Longest Increasing Subsequence (LIS) is a fundamental problem in combinatorics and computer science. Previously, there have been numerous works on both upper bounds and lower bounds of the time complexity of computing and approximating LIS, yet only a few on the equally important space complexity. In this paper, we further study the space complexity of computing and approximating LIS in various models. Specifically, we prove non-trivial space lower bounds in the following two models: (1) the adaptive query-once model or read-once branching programs, and (2) the streaming model where the order of streaming is different from the natural order.
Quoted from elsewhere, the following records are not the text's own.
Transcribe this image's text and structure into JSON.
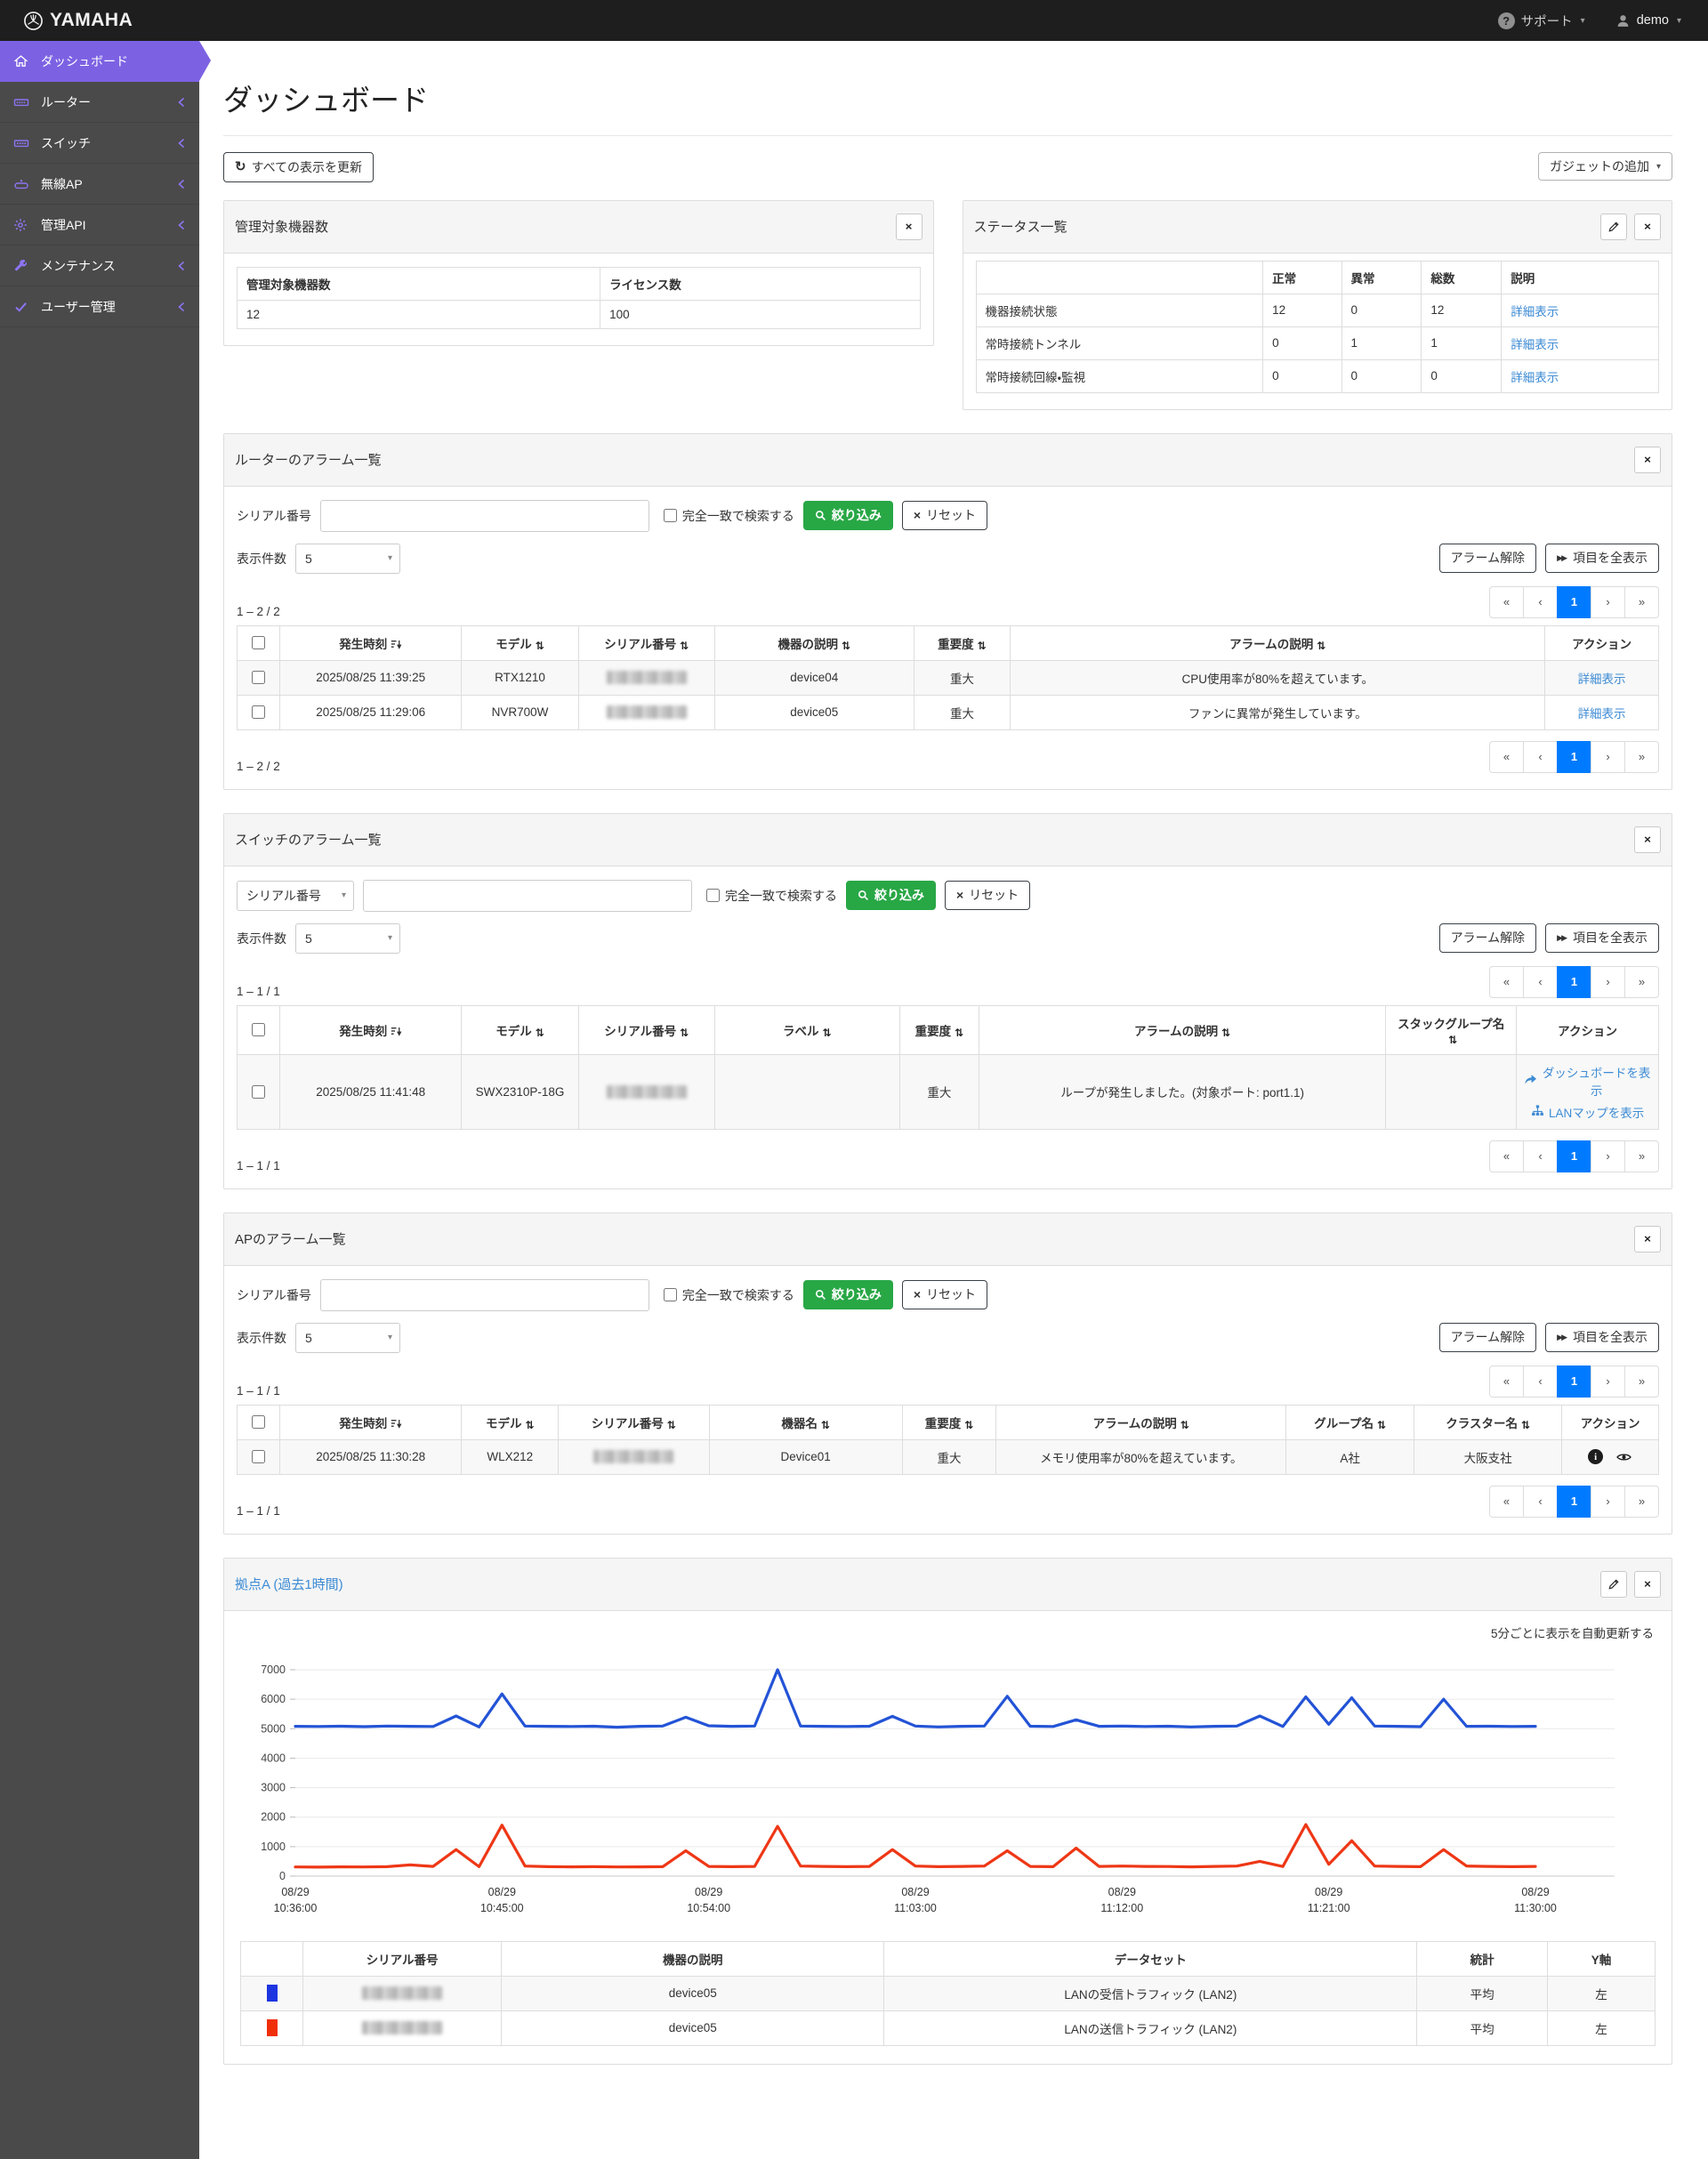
{
  "topbar": {
    "brand": "YAMAHA",
    "support_label": "サポート",
    "user_label": "demo"
  },
  "sidebar": {
    "items": [
      {
        "label": "ダッシュボード",
        "icon": "home-icon",
        "active": true
      },
      {
        "label": "ルーター",
        "icon": "router-icon"
      },
      {
        "label": "スイッチ",
        "icon": "switch-icon"
      },
      {
        "label": "無線AP",
        "icon": "ap-icon"
      },
      {
        "label": "管理API",
        "icon": "gear-icon"
      },
      {
        "label": "メンテナンス",
        "icon": "wrench-icon"
      },
      {
        "label": "ユーザー管理",
        "icon": "user-check-icon"
      }
    ]
  },
  "page": {
    "title": "ダッシュボード",
    "refresh_all": "すべての表示を更新",
    "add_gadget": "ガジェットの追加"
  },
  "common": {
    "serial_label": "シリアル番号",
    "exact_match": "完全一致で検索する",
    "filter_btn": "絞り込み",
    "reset_btn": "リセット",
    "page_size_label": "表示件数",
    "page_size_value": "5",
    "alarm_clear_btn": "アラーム解除",
    "show_all_btn": "項目を全表示",
    "pager": [
      "«",
      "‹",
      "1",
      "›",
      "»"
    ]
  },
  "widgets": {
    "devices": {
      "title": "管理対象機器数",
      "headers": [
        "管理対象機器数",
        "ライセンス数"
      ],
      "rows": [
        [
          {
            "t": "text",
            "v": "12"
          },
          {
            "t": "text",
            "v": "100"
          }
        ]
      ]
    },
    "status": {
      "title": "ステータス一覧",
      "headers": [
        "",
        "正常",
        "異常",
        "総数",
        "説明"
      ],
      "col_w": [
        "42%",
        "11.5%",
        "11.7%",
        "11.7%",
        "23%"
      ],
      "rows": [
        [
          {
            "t": "text",
            "v": "機器接続状態"
          },
          {
            "t": "text",
            "v": "12"
          },
          {
            "t": "text",
            "v": "0"
          },
          {
            "t": "text",
            "v": "12"
          },
          {
            "t": "link",
            "v": "詳細表示"
          }
        ],
        [
          {
            "t": "text",
            "v": "常時接続トンネル"
          },
          {
            "t": "text",
            "v": "0"
          },
          {
            "t": "text",
            "v": "1"
          },
          {
            "t": "text",
            "v": "1"
          },
          {
            "t": "link",
            "v": "詳細表示"
          }
        ],
        [
          {
            "t": "text",
            "v": "常時接続回線・監視"
          },
          {
            "t": "text",
            "v": "0"
          },
          {
            "t": "text",
            "v": "0"
          },
          {
            "t": "text",
            "v": "0"
          },
          {
            "t": "link",
            "v": "詳細表示"
          }
        ]
      ]
    },
    "router": {
      "title": "ルーターのアラーム一覧",
      "count": "1 – 2 / 2",
      "columns": [
        {
          "l": "",
          "t": "chk"
        },
        {
          "l": "発生時刻",
          "s": "desc"
        },
        {
          "l": "モデル",
          "s": "both"
        },
        {
          "l": "シリアル番号",
          "s": "both"
        },
        {
          "l": "機器の説明",
          "s": "both"
        },
        {
          "l": "重要度",
          "s": "both"
        },
        {
          "l": "アラームの説明",
          "s": "both"
        },
        {
          "l": "アクション"
        }
      ],
      "col_w": [
        "3%",
        "12.8%",
        "8.2%",
        "9.6%",
        "14%",
        "6.8%",
        "37.6%",
        "8%"
      ],
      "rows": [
        [
          {
            "t": "chk"
          },
          {
            "t": "text",
            "v": "2025/08/25 11:39:25"
          },
          {
            "t": "text",
            "v": "RTX1210"
          },
          {
            "t": "blur"
          },
          {
            "t": "text",
            "v": "device04"
          },
          {
            "t": "text",
            "v": "重大"
          },
          {
            "t": "text",
            "v": "CPU使用率が80%を超えています。"
          },
          {
            "t": "link",
            "v": "詳細表示"
          }
        ],
        [
          {
            "t": "chk"
          },
          {
            "t": "text",
            "v": "2025/08/25 11:29:06"
          },
          {
            "t": "text",
            "v": "NVR700W"
          },
          {
            "t": "blur"
          },
          {
            "t": "text",
            "v": "device05"
          },
          {
            "t": "text",
            "v": "重大"
          },
          {
            "t": "text",
            "v": "ファンに異常が発生しています。"
          },
          {
            "t": "link",
            "v": "詳細表示"
          }
        ]
      ]
    },
    "switch": {
      "title": "スイッチのアラーム一覧",
      "count": "1 – 1 / 1",
      "search_field_option": "シリアル番号",
      "columns": [
        {
          "l": "",
          "t": "chk"
        },
        {
          "l": "発生時刻",
          "s": "desc"
        },
        {
          "l": "モデル",
          "s": "both"
        },
        {
          "l": "シリアル番号",
          "s": "both"
        },
        {
          "l": "ラベル",
          "s": "both"
        },
        {
          "l": "重要度",
          "s": "both"
        },
        {
          "l": "アラームの説明",
          "s": "both"
        },
        {
          "l": "スタックグループ名",
          "s": "both"
        },
        {
          "l": "アクション"
        }
      ],
      "col_w": [
        "3%",
        "12.8%",
        "8.2%",
        "9.6%",
        "13%",
        "5.6%",
        "28.6%",
        "9.2%",
        "10%"
      ],
      "rows": [
        [
          {
            "t": "chk"
          },
          {
            "t": "text",
            "v": "2025/08/25 11:41:48"
          },
          {
            "t": "text",
            "v": "SWX2310P-18G"
          },
          {
            "t": "blur"
          },
          {
            "t": "text",
            "v": ""
          },
          {
            "t": "text",
            "v": "重大"
          },
          {
            "t": "text",
            "v": "ループが発生しました。(対象ポート: port1.1)"
          },
          {
            "t": "text",
            "v": ""
          },
          {
            "t": "links",
            "v": [
              {
                "icon": "share-icon",
                "label": "ダッシュボードを表示"
              },
              {
                "icon": "sitemap-icon",
                "label": "LANマップを表示"
              }
            ]
          }
        ]
      ]
    },
    "ap": {
      "title": "APのアラーム一覧",
      "count": "1 – 1 / 1",
      "columns": [
        {
          "l": "",
          "t": "chk"
        },
        {
          "l": "発生時刻",
          "s": "desc"
        },
        {
          "l": "モデル",
          "s": "both"
        },
        {
          "l": "シリアル番号",
          "s": "both"
        },
        {
          "l": "機器名",
          "s": "both"
        },
        {
          "l": "重要度",
          "s": "both"
        },
        {
          "l": "アラームの説明",
          "s": "both"
        },
        {
          "l": "グループ名",
          "s": "both"
        },
        {
          "l": "クラスター名",
          "s": "both"
        },
        {
          "l": "アクション"
        }
      ],
      "col_w": [
        "3%",
        "12.8%",
        "6.8%",
        "10.6%",
        "13.6%",
        "6.6%",
        "20.4%",
        "9%",
        "10.4%",
        "6.8%"
      ],
      "rows": [
        [
          {
            "t": "chk"
          },
          {
            "t": "text",
            "v": "2025/08/25 11:30:28"
          },
          {
            "t": "text",
            "v": "WLX212"
          },
          {
            "t": "blur"
          },
          {
            "t": "text",
            "v": "Device01"
          },
          {
            "t": "text",
            "v": "重大"
          },
          {
            "t": "text",
            "v": "メモリ使用率が80%を超えています。"
          },
          {
            "t": "text",
            "v": "A社"
          },
          {
            "t": "text",
            "v": "大阪支社"
          },
          {
            "t": "icons",
            "v": [
              "info-icon",
              "eye-icon"
            ]
          }
        ]
      ]
    },
    "site": {
      "title": "拠点A (過去1時間)",
      "auto_note": "5分ごとに表示を自動更新する",
      "legend": {
        "headers": [
          "",
          "シリアル番号",
          "機器の説明",
          "データセット",
          "統計",
          "Y軸"
        ],
        "col_w": [
          "4.4%",
          "14%",
          "27%",
          "37.6%",
          "9.2%",
          "7.6%"
        ],
        "rows": [
          [
            {
              "t": "swatch",
              "v": "#1d35e0"
            },
            {
              "t": "blur"
            },
            {
              "t": "text",
              "v": "device05"
            },
            {
              "t": "text",
              "v": "LANの受信トラフィック (LAN2)"
            },
            {
              "t": "text",
              "v": "平均"
            },
            {
              "t": "text",
              "v": "左"
            }
          ],
          [
            {
              "t": "swatch",
              "v": "#f02e07"
            },
            {
              "t": "blur"
            },
            {
              "t": "text",
              "v": "device05"
            },
            {
              "t": "text",
              "v": "LANの送信トラフィック (LAN2)"
            },
            {
              "t": "text",
              "v": "平均"
            },
            {
              "t": "text",
              "v": "左"
            }
          ]
        ]
      }
    }
  },
  "chart_data": {
    "type": "line",
    "title": "拠点A (過去1時間)",
    "ylim": [
      0,
      7000
    ],
    "y_ticks": [
      0,
      1000,
      2000,
      3000,
      4000,
      5000,
      6000,
      7000
    ],
    "grid": "horizontal",
    "legend_position": "table-below",
    "x_tick_index": [
      0,
      9,
      18,
      27,
      36,
      45,
      54
    ],
    "x_tick_labels": [
      [
        "08/29",
        "10:36:00"
      ],
      [
        "08/29",
        "10:45:00"
      ],
      [
        "08/29",
        "10:54:00"
      ],
      [
        "08/29",
        "11:03:00"
      ],
      [
        "08/29",
        "11:12:00"
      ],
      [
        "08/29",
        "11:21:00"
      ],
      [
        "08/29",
        "11:30:00"
      ]
    ],
    "series": [
      {
        "name": "LANの受信トラフィック (LAN2)",
        "color": "#2353d6",
        "values": [
          5080,
          5075,
          5085,
          5070,
          5090,
          5080,
          5075,
          5430,
          5060,
          6180,
          5090,
          5080,
          5075,
          5085,
          5050,
          5080,
          5090,
          5390,
          5100,
          5080,
          5090,
          7000,
          5090,
          5080,
          5075,
          5085,
          5420,
          5090,
          5060,
          5080,
          5090,
          6100,
          5085,
          5075,
          5300,
          5080,
          5090,
          5075,
          5085,
          5060,
          5080,
          5090,
          5430,
          5075,
          6080,
          5150,
          6050,
          5090,
          5080,
          5070,
          6000,
          5080,
          5085,
          5075,
          5080
        ]
      },
      {
        "name": "LANの送信トラフィック (LAN2)",
        "color": "#ee3716",
        "values": [
          310,
          305,
          315,
          310,
          320,
          380,
          330,
          900,
          320,
          1730,
          340,
          320,
          315,
          320,
          310,
          315,
          320,
          860,
          330,
          320,
          330,
          1690,
          340,
          330,
          320,
          330,
          900,
          340,
          320,
          330,
          340,
          860,
          330,
          320,
          950,
          330,
          340,
          330,
          325,
          315,
          330,
          340,
          500,
          325,
          1750,
          400,
          1200,
          340,
          330,
          320,
          900,
          340,
          330,
          320,
          330
        ]
      }
    ]
  }
}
As far as we know, there are no previous works on the space complexity of LIS in these models. Besides the bounds, our work also leaves many intriguing open problems.

翻译：最长递增子序列（LIS）是组合数学与计算机科学中的基础问题。此前，已有大量工作研究计算与近似LIS的时间复杂度上界与下界，但仅有少数工作关注同样重要的空间复杂度。本文将进一步研究多种模型下计算与近似LIS的空间复杂度。具体而言，我们在以下两个模型中证明了非平凡的空间下界：（1）自适应单次查询模型或只读分支程序，以及（2）流顺序与自然顺序不同的流模型。据我们所知，此前尚无关于LIS在这些模型中空间复杂度的工作。除界限外，我们的工作还遗留了许多引人入胜的开放问题。